Leigh Russell’s Geraldine Steel series has been reviewed here before. The newest addition, Stop Dead, finds Steel in her Met job in London, investigating the murder of a highly successful and unorthodox businessman. At first the victim’s business partner are prime suspects–until he, too, is killed in the same gruesome manner, and Morrow races to find the culprit with only one clue in hand: DNA that leads to two women, one dead and the other in prison.cold sacrifice

Russell brings back Steel’s former partner, DS Ian Peterson, in his own series in Cold Sacrifice. Still adjusting to marriage and thinking he may have made a mistake, Peterson’s newest case will take him away from his bride more than ever when three dead bodies pile up quickly. When the first victim, a middle-class housewife, is found stabbed in a nearby park, her husband comes under suspicions, but is soon cleared. That is, until the prostitute who gave him an alibi turns up dead, followed soon by the murder of another prostitute. Peterson will have his hands full trying to placate his wife at home while devoting his time to unearthing a killer.
Waiting

The husband and wife duo of Nicci French have a winner in the Frieda Klein series. Waiting for Wednesday finds a weakened Frieda recuperating from the events that ended Tuesday’s Gone and have left her with physical and emotional wounds. Then DCI Karlsson asked her insights when a health visitor and mother of three is found dead in her home, the victim of a horrific attack. When her niece befriends one of the teens left motherless, Frieda finds the answers may lie closer to home than she thinks. And she’s very aware of her own teeming emotions and fragility, which affects her impulsive actions on several fronts. Another satisfying entry in the series.
black-lies-red-blood

New to Auntie M but not new to Swedish fans everywhere, Kjell Eriksson’s Ann Lindell series brings the fifth entry, Black Lies, Red Blood.
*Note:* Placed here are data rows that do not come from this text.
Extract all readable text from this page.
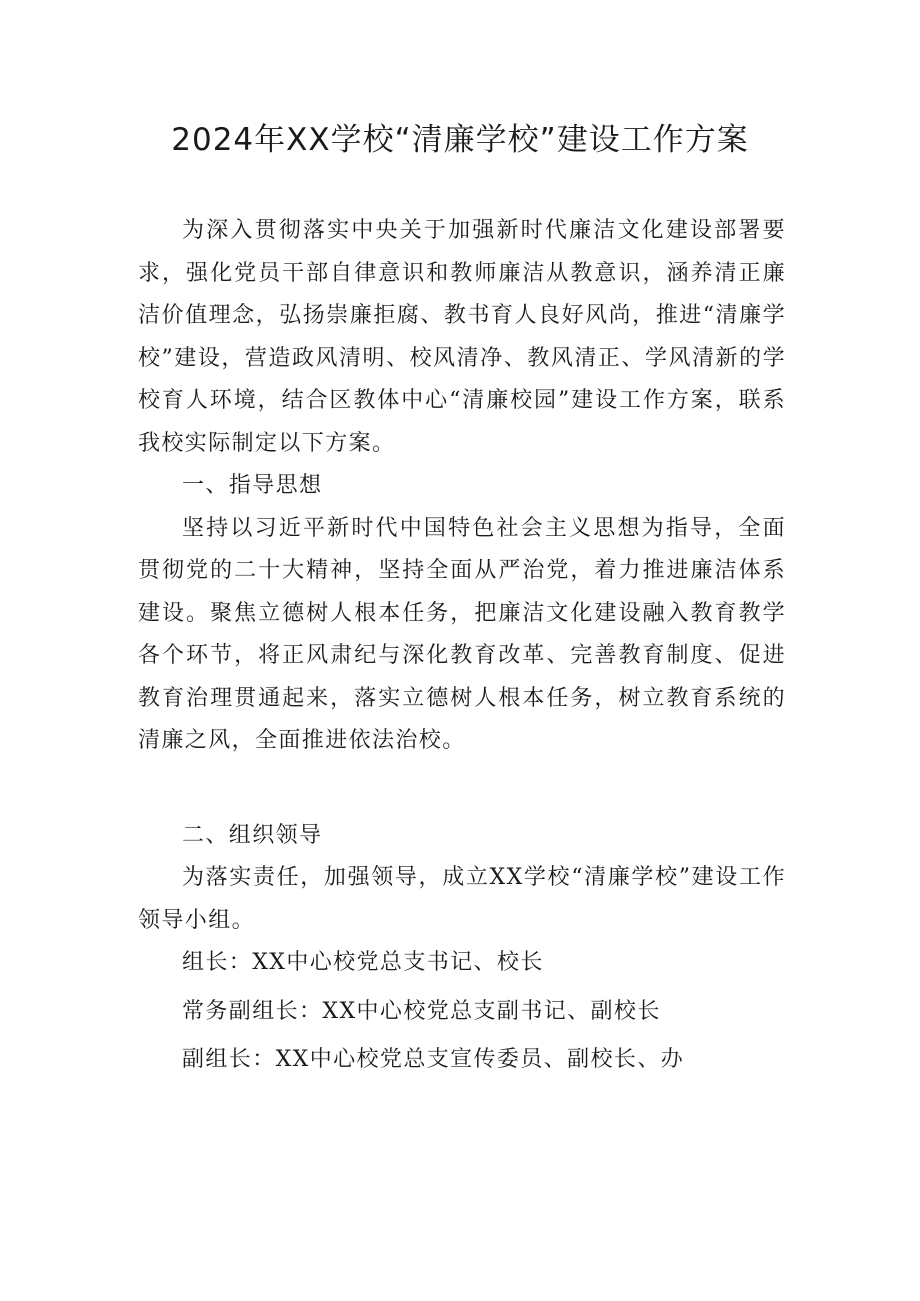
2024年XX学校“清廉学校”建设工作方案

为深入贯彻落实中央关于加强新时代廉洁文化建设部署要求，强化党员干部自律意识和教师廉洁从教意识，涵养清正廉洁价值理念，弘扬崇廉拒腐、教书育人良好风尚，推进“清廉学校”建设，营造政风清明、校风清净、教风清正、学风清新的学校育人环境，结合区教体中心“清廉校园”建设工作方案，联系我校实际制定以下方案。

一、指导思想

坚持以习近平新时代中国特色社会主义思想为指导，全面贯彻党的二十大精神，坚持全面从严治党，着力推进廉洁体系建设。聚焦立德树人根本任务，把廉洁文化建设融入教育教学各个环节，将正风肃纪与深化教育改革、完善教育制度、促进教育治理贯通起来，落实立德树人根本任务，树立教育系统的清廉之风，全面推进依法治校。

二、组织领导

为落实责任，加强领导，成立XX学校“清廉学校”建设工作领导小组。

组长：XX中心校党总支书记、校长

常务副组长：XX中心校党总支副书记、副校长

副组长：XX中心校党总支宣传委员、副校长、办
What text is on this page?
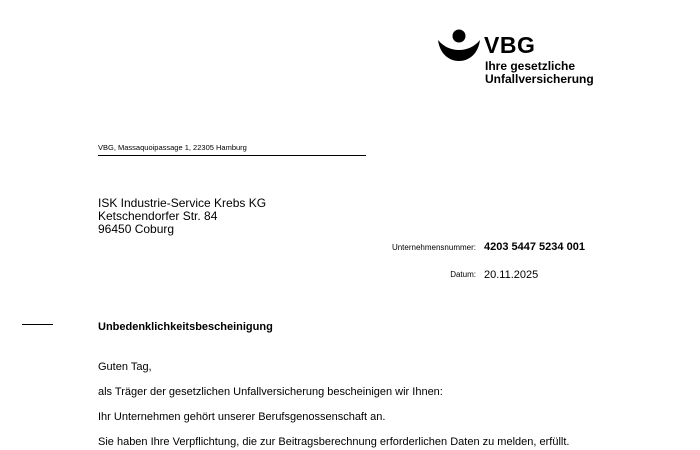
VBG
Ihre gesetzliche
Unfallversicherung
VBG, Massaquoipassage 1, 22305 Hamburg
ISK Industrie-Service Krebs KG
Ketschendorfer Str. 84
96450 Coburg
Unternehmensnummer: 4203 5447 5234 001
Datum: 20.11.2025
Unbedenklichkeitsbescheinigung
Guten Tag,
als Träger der gesetzlichen Unfallversicherung bescheinigen wir Ihnen:
Ihr Unternehmen gehört unserer Berufsgenossenschaft an.
Sie haben Ihre Verpflichtung, die zur Beitragsberechnung erforderlichen Daten zu melden, erfüllt.
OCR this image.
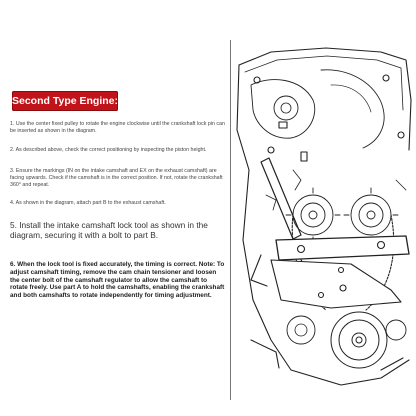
Second Type Engine:
1. Use the center fixed pulley to rotate the engine clockwise until the crankshaft lock pin can be inserted as shown in the diagram.
2. As described above, check the correct positioning by inspecting the piston height.
3. Ensure the markings (IN on the intake camshaft and EX on the exhaust camshaft) are facing upwards. Check if the camshaft is in the correct position. If not, rotate the crankshaft 360° and repeat.
4. As shown in the diagram, attach part B to the exhaust camshaft.
5. Install the intake camshaft lock tool as shown in the diagram, securing it with a bolt to part B.
6. When the lock tool is fixed accurately, the timing is correct. Note: To adjust camshaft timing, remove the cam chain tensioner and loosen the center bolt of the camshaft regulator to allow the camshaft to rotate freely. Use part A to hold the camshafts, enabling the crankshaft and both camshafts to rotate independently for timing adjustment.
With an interesting protagonist, the female police inspector finds her newest case coming too close to home, when the journalist she’s been having an affair with is implicated in the murder of a homeless man. After his disappearance, Ann must decide if the man she’s fallen in love with could be a killer, while keeping the news of their relationship from her colleagues as she searches for another explanation. Filled with psychological and descriptive details.

Kill Call
Stephen Booth’s wonderful Fry and Cooper series returns with Kill Call,this time exploring the world of hunting and horses.

The case presents in a strange way, when on a rainy Derbyshire moor, hounds from the local foxhunt find the body of a well-dressed man whose head has been crushed. Yet an anonymous caller has reported the same body lying half a mile away.

DS Diane Fry and DC Ben Cooper investigate and find themselves embroiled in the violent world of hunting and the saboteurs against it, Throw in horse theft and a connection to the meat trade and you have a mystery. Fry tries to unwind the complex and shady business interests of the murder victim, while Cooper decided that the answer to the case just might lie deep in the past.

History is everywhere around him in the Peak District landscape — particularly in the ‘plague village’ of Eyam, where an outbreak of Black Death has been turned into a modern-day tourist attraction. Cooper can’t ignore the instinct that tells him this is at the heart of the case.

New in paperback and in ebook from Witness Impulse, one of the slower-paced books in the series but nonetheless with an interesting and arresting case to follow.

Also from Witness Impulse, the 10th Ben Cooper/Diane Fry Booth, Lost River; previously reviewed. This strong entry in the popular Peak District series revolves around a May Bank Holiday ruined by the tragic drowning of an eight-year-old girl in picturesque Dovedale. For DC Ben Cooper, a helpless witness to the tragedy, the incident is not only traumatic, but leads him to become involved in the tangled lives of the Neilds, the dead girl’s family.

Cooper begins to suspect that one of them is harbouring a secret – a secret that the whole family might be willing to cover up. DS Diane Fry finds herself drawn into an investigation of her own among the inner-city streets of Birmingham, and quickly Fry realises there is only one person she can rely on to provide the help she needs, and that’s Ben Cooper.